Umas das respostas possíveis para evitar cair no desalento diante dessa situação tão adversa é poder dormir e sonhar, recolher-se num intervalo de tempo regenerador para o psiquismo.
Outras saídas importantes para restituir os caminhos de representação simbólica na vida de vigília são os diversos grupos de trabalho, que funcionam como importantes redes de sustentação, que se constituíram em torno da enorme transformação que atingiu a todos.

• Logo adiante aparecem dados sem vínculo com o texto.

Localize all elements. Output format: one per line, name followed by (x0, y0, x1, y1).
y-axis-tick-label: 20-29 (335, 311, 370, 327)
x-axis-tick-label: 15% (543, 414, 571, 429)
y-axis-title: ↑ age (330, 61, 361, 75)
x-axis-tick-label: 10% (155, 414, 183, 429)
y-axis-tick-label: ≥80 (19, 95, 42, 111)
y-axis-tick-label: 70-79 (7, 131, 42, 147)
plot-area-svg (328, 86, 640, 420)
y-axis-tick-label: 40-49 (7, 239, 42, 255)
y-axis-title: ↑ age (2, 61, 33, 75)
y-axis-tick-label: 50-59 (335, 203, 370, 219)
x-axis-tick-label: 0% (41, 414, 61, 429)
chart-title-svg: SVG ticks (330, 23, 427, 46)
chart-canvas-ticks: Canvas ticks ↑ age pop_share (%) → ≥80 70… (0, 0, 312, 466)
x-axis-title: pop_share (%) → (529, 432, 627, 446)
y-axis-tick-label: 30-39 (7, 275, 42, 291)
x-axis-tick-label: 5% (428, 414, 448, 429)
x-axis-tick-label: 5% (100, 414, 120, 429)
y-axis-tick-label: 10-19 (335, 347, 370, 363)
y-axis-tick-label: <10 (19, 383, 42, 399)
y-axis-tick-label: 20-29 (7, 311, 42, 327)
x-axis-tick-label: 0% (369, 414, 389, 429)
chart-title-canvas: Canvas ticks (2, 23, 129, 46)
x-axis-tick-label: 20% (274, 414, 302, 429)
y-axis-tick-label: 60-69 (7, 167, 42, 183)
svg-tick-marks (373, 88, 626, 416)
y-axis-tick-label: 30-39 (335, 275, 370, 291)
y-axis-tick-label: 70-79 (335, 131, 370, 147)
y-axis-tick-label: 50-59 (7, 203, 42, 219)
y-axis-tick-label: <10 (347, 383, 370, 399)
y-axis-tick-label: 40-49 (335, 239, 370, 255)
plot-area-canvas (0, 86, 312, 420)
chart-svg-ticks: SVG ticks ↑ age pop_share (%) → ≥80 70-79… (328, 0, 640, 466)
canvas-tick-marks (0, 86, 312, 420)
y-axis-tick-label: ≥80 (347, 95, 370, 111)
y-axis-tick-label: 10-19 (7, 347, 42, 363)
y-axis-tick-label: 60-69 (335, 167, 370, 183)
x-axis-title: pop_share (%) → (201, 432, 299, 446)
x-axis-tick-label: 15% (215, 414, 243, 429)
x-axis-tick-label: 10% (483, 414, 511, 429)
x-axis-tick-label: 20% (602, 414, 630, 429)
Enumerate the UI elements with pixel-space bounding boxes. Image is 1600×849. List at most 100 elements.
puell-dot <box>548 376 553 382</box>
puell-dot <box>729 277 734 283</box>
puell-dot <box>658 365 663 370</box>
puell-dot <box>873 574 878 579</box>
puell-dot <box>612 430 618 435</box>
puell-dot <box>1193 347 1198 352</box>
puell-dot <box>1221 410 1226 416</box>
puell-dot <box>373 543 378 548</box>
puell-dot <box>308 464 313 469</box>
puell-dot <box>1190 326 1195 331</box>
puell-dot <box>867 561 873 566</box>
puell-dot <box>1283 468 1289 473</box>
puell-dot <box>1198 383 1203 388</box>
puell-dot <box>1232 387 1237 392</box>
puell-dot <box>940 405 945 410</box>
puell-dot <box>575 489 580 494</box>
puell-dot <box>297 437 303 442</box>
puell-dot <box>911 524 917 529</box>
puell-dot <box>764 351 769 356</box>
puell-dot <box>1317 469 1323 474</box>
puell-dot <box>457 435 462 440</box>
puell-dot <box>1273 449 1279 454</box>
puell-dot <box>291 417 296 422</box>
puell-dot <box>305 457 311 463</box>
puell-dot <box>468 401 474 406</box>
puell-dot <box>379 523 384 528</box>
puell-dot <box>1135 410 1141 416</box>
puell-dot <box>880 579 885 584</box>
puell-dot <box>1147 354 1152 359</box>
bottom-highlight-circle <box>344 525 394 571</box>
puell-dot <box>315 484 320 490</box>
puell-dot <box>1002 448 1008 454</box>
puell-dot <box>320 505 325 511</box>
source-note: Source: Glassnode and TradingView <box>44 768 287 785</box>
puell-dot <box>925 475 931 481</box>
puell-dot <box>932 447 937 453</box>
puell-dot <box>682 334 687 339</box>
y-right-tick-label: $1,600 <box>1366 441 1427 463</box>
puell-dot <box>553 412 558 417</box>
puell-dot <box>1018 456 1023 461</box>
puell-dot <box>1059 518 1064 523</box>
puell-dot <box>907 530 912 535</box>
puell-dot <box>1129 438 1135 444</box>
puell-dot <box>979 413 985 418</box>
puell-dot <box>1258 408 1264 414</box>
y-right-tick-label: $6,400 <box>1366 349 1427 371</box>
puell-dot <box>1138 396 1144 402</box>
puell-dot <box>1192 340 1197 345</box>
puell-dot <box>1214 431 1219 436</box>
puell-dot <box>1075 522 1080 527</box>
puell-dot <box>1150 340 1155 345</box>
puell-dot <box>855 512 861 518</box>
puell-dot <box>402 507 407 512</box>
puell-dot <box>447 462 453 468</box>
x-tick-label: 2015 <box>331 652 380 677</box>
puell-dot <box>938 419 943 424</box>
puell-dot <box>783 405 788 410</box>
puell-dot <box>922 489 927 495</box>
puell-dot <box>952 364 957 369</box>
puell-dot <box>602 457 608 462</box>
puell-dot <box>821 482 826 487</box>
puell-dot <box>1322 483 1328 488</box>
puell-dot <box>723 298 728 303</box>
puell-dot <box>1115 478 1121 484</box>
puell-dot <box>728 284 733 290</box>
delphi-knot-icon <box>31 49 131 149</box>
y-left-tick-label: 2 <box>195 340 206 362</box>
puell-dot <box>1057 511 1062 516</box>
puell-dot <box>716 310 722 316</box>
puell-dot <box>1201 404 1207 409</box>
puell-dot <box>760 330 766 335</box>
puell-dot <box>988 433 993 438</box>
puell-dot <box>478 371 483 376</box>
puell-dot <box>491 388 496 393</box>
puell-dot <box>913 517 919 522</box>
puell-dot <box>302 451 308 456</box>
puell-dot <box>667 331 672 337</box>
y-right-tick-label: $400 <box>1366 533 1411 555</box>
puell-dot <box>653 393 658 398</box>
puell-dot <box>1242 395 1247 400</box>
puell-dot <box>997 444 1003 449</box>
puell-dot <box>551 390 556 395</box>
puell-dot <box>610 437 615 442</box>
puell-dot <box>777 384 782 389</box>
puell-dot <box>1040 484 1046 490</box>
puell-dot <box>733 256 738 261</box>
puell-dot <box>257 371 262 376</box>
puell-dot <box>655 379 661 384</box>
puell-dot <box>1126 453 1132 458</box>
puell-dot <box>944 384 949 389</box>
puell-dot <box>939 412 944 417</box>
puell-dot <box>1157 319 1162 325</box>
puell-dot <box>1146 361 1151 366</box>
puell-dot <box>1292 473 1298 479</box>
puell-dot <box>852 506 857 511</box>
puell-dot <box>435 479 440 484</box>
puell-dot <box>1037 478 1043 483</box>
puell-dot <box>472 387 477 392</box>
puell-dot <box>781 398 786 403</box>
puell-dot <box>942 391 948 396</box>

Uma importante pesquisa sobre sonhos está sendo realizada em conjunto por universidades federais de todo o país: Minas Gerais, Rio Grande do Norte, Rio Grande do Sul, Rio de Janeiro e São Paulo. O projeto Sonhos em tempos de pandemia -sonhos confinados- interroga o que tem habitado os sonhos dos sujeitos nessa época e como a crise tem se refletido nos sonhos. Os pesquisadores já receberam cerca de mil relatos de sonhos que lançam luz sobre a realidade da qual provêm. As cenas dos sonhos são singulares, mas permitem uma leitura do que está sendo vivido no coletivo. Os sonhos recolhidos formam um tecido discursivo que pode ser tomado como testemunho de seu tempo.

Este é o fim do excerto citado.